Travis County leaders push for ‘diversion center’ to get people help they need, stay out of jail

Travis County

AUSTIN (KXAN) — Travis County leaders want to create a service to help people to get support and help before they interact with police, and they want to use federal dollars to make it happen.

At the press conference Tuesday, several county leaders spoke in favor of creating a “diversion center” that provides “community-based preventive services meant to help people avoid interaction with the criminal legal system.”

The money would come from the county’s $247 million it’s receiving through the American Rescue Plan Act.

“For too long we have relied on our criminal justice system as the primary structure to deliver services to the people who need them,” Travis County District Attorney Jose Garza said. “We all know it doesn’t have to be that way.
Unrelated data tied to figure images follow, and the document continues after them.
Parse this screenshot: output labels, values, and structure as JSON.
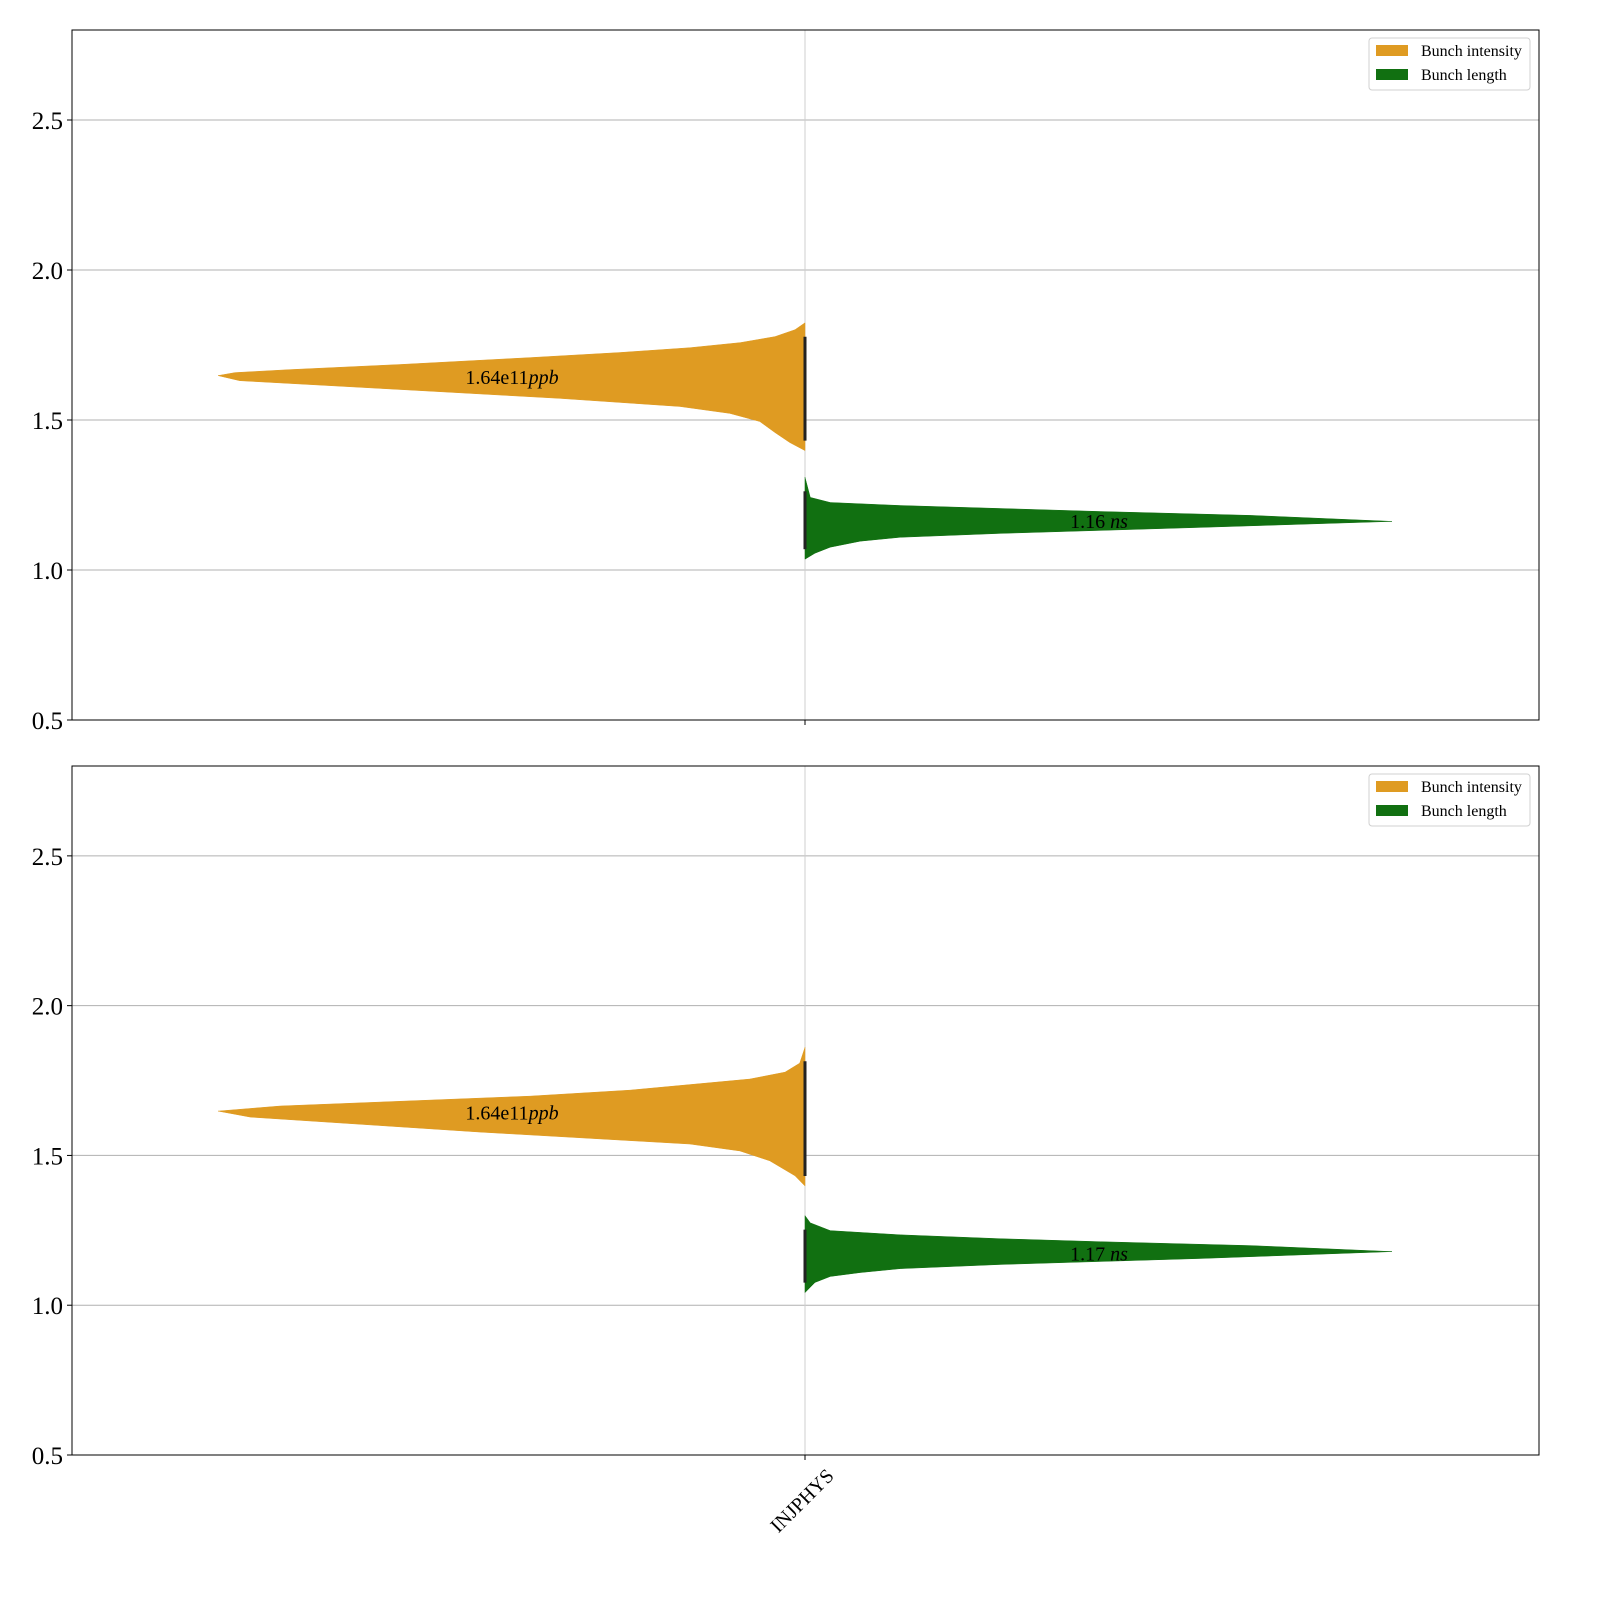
{
  "chart_data": [
    {
      "type": "violin",
      "subtype": "split",
      "categories": [
        "INJPHYS"
      ],
      "show_category_labels": false,
      "ylim": [
        0.5,
        2.8
      ],
      "yticks": [
        "0.5",
        "1.0",
        "1.5",
        "2.0",
        "2.5"
      ],
      "grid": true,
      "legend": {
        "placement": "top-right",
        "entries": [
          "Bunch intensity",
          "Bunch length"
        ]
      },
      "series": [
        {
          "name": "Bunch intensity",
          "side": "left",
          "color": "#df9b22",
          "annotation": {
            "value": "1.64e11",
            "unit": "ppb"
          },
          "annotation_y": 1.64,
          "density_profile": [
            [
              1.824,
              0
            ],
            [
              1.801,
              0.017
            ],
            [
              1.778,
              0.051
            ],
            [
              1.758,
              0.11
            ],
            [
              1.741,
              0.196
            ],
            [
              1.725,
              0.315
            ],
            [
              1.708,
              0.468
            ],
            [
              1.685,
              0.69
            ],
            [
              1.668,
              0.877
            ],
            [
              1.658,
              0.971
            ],
            [
              1.648,
              1.0
            ],
            [
              1.631,
              0.963
            ],
            [
              1.598,
              0.656
            ],
            [
              1.572,
              0.417
            ],
            [
              1.545,
              0.213
            ],
            [
              1.522,
              0.128
            ],
            [
              1.495,
              0.077
            ],
            [
              1.458,
              0.051
            ],
            [
              1.425,
              0.026
            ],
            [
              1.398,
              0
            ]
          ]
        },
        {
          "name": "Bunch length",
          "side": "right",
          "color": "#117011",
          "annotation": {
            "value": "1.16",
            "unit": "ns"
          },
          "annotation_y": 1.16,
          "density_profile": [
            [
              1.309,
              0
            ],
            [
              1.242,
              0.009
            ],
            [
              1.225,
              0.043
            ],
            [
              1.215,
              0.162
            ],
            [
              1.205,
              0.333
            ],
            [
              1.195,
              0.503
            ],
            [
              1.182,
              0.76
            ],
            [
              1.162,
              1.0
            ],
            [
              1.142,
              0.674
            ],
            [
              1.122,
              0.333
            ],
            [
              1.109,
              0.162
            ],
            [
              1.096,
              0.094
            ],
            [
              1.076,
              0.043
            ],
            [
              1.056,
              0.017
            ],
            [
              1.036,
              0
            ]
          ]
        }
      ]
    },
    {
      "type": "violin",
      "subtype": "split",
      "categories": [
        "INJPHYS"
      ],
      "show_category_labels": true,
      "ylim": [
        0.5,
        2.8
      ],
      "yticks": [
        "0.5",
        "1.0",
        "1.5",
        "2.0",
        "2.5"
      ],
      "grid": true,
      "legend": {
        "placement": "top-right",
        "entries": [
          "Bunch intensity",
          "Bunch length"
        ]
      },
      "series": [
        {
          "name": "Bunch intensity",
          "side": "left",
          "color": "#df9b22",
          "annotation": {
            "value": "1.64e11",
            "unit": "ppb"
          },
          "annotation_y": 1.64,
          "density_profile": [
            [
              1.861,
              0
            ],
            [
              1.808,
              0.009
            ],
            [
              1.778,
              0.034
            ],
            [
              1.755,
              0.094
            ],
            [
              1.718,
              0.298
            ],
            [
              1.698,
              0.468
            ],
            [
              1.665,
              0.894
            ],
            [
              1.648,
              1.0
            ],
            [
              1.628,
              0.945
            ],
            [
              1.578,
              0.554
            ],
            [
              1.538,
              0.196
            ],
            [
              1.515,
              0.111
            ],
            [
              1.482,
              0.06
            ],
            [
              1.432,
              0.017
            ],
            [
              1.398,
              0
            ]
          ]
        },
        {
          "name": "Bunch length",
          "side": "right",
          "color": "#117011",
          "annotation": {
            "value": "1.17",
            "unit": "ns"
          },
          "annotation_y": 1.17,
          "density_profile": [
            [
              1.299,
              0
            ],
            [
              1.275,
              0.009
            ],
            [
              1.249,
              0.043
            ],
            [
              1.235,
              0.162
            ],
            [
              1.222,
              0.333
            ],
            [
              1.212,
              0.503
            ],
            [
              1.199,
              0.76
            ],
            [
              1.179,
              1.0
            ],
            [
              1.156,
              0.674
            ],
            [
              1.136,
              0.333
            ],
            [
              1.122,
              0.162
            ],
            [
              1.109,
              0.094
            ],
            [
              1.096,
              0.043
            ],
            [
              1.076,
              0.017
            ],
            [
              1.042,
              0
            ]
          ]
        }
      ]
    }
  ]
}
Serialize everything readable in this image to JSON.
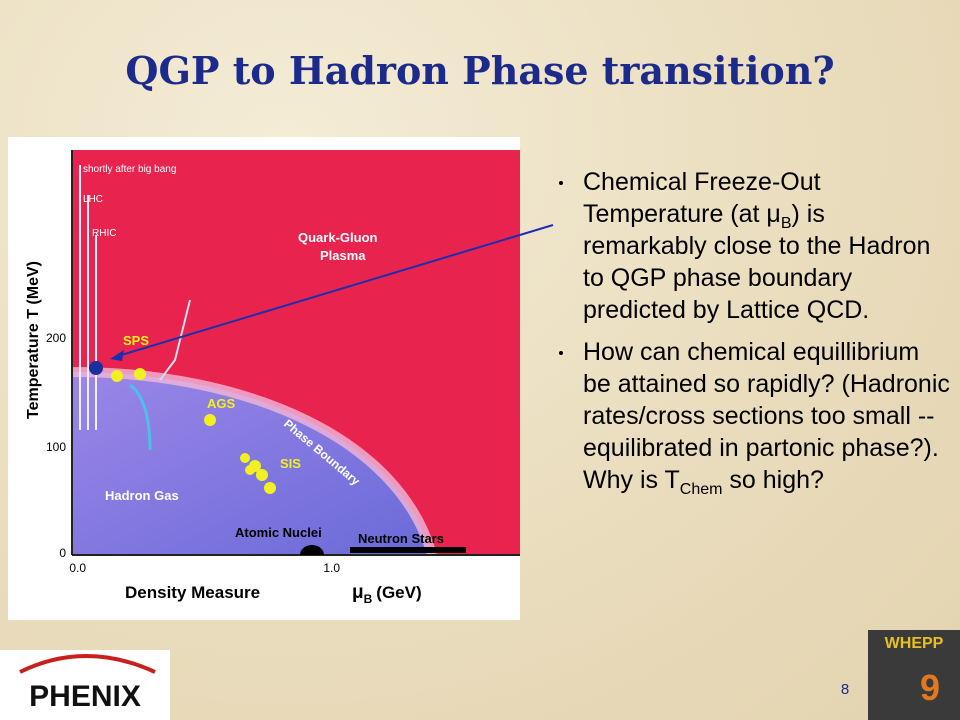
{
  "header": {
    "title": "QGP to Hadron Phase transition?"
  },
  "figure": {
    "labels": {
      "early": "shortly after big bang",
      "lhc": "LHC",
      "rhic": "RHIC",
      "qgp_1": "Quark-Gluon",
      "qgp_2": "Plasma",
      "sps": "SPS",
      "ags": "AGS",
      "sis": "SIS",
      "boundary": "Phase Boundary",
      "hadron_gas": "Hadron Gas",
      "nuclei": "Atomic Nuclei",
      "neutron": "Neutron Stars"
    },
    "y_axis": {
      "title": "Temperature T (MeV)",
      "ticks": [
        "200",
        "100",
        "0"
      ]
    },
    "x_axis": {
      "title": "Density Measure",
      "symbol": "μ",
      "symbol_sub": "B",
      "unit": "(GeV)",
      "ticks": [
        "0.0",
        "1.0"
      ]
    }
  },
  "bullets": [
    {
      "parts": [
        "Chemical Freeze-Out Temperature (at ",
        "μ",
        "B",
        ") is remarkably close to the Hadron to QGP phase boundary predicted by Lattice QCD."
      ]
    },
    {
      "parts": [
        "How can chemical equillibrium be attained so rapidly? (Hadronic rates/cross sections too small -- equilibrated in partonic phase?). Why is T",
        "Chem",
        " so high?"
      ]
    }
  ],
  "footer": {
    "page_number": "8",
    "logo_left": "PHENIX",
    "logo_right_top": "WHEPP",
    "logo_right_number": "9"
  }
}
We have the power to fix this.”

Garza called it a “once in a lifetime” opportunity to set up services that address not just homelessness, but unmet mental health needs and substance abuse issues before those people ever interact with law enforcement.

Garza called the Travis County Jail “one of the largest mental health providers in the county,” and people that need that help the most can’t get it until they’re arrested and put in jail. The diversion center would make it so people can get the help before being arrested, Garza said.

Tamara Needles, a district judge in Travis County, said the criminal justice system has been used as a “treatment facility” for “far too long.” She said people need to have basic needs met without having to go to jail.

“We have the opportunity to look at a holistic approach to treat not just mental health issues or substance use issues, but even the deeper root issues,” she said. “This treats every person in our community like a human, like how we want to be treated and cared for.”

Needles said the community has to “be involved, learn what’s going on and voice their opinions.”

“We need to have everyone’s input, everyone’s buy-in, so there’s not a single person in this community who goes without a roof over their head, food on their table and their mental and physical health needs met,” she said.

Travis County Judge Andy Brown said the American Rescue Plan Act would be discussed at Tuesday’s commissioners court meeting, but that there would be plenty of tie for public input on how to potentially use the money from it.

“We’re going to make sure we seek out community input for that funding,” he said.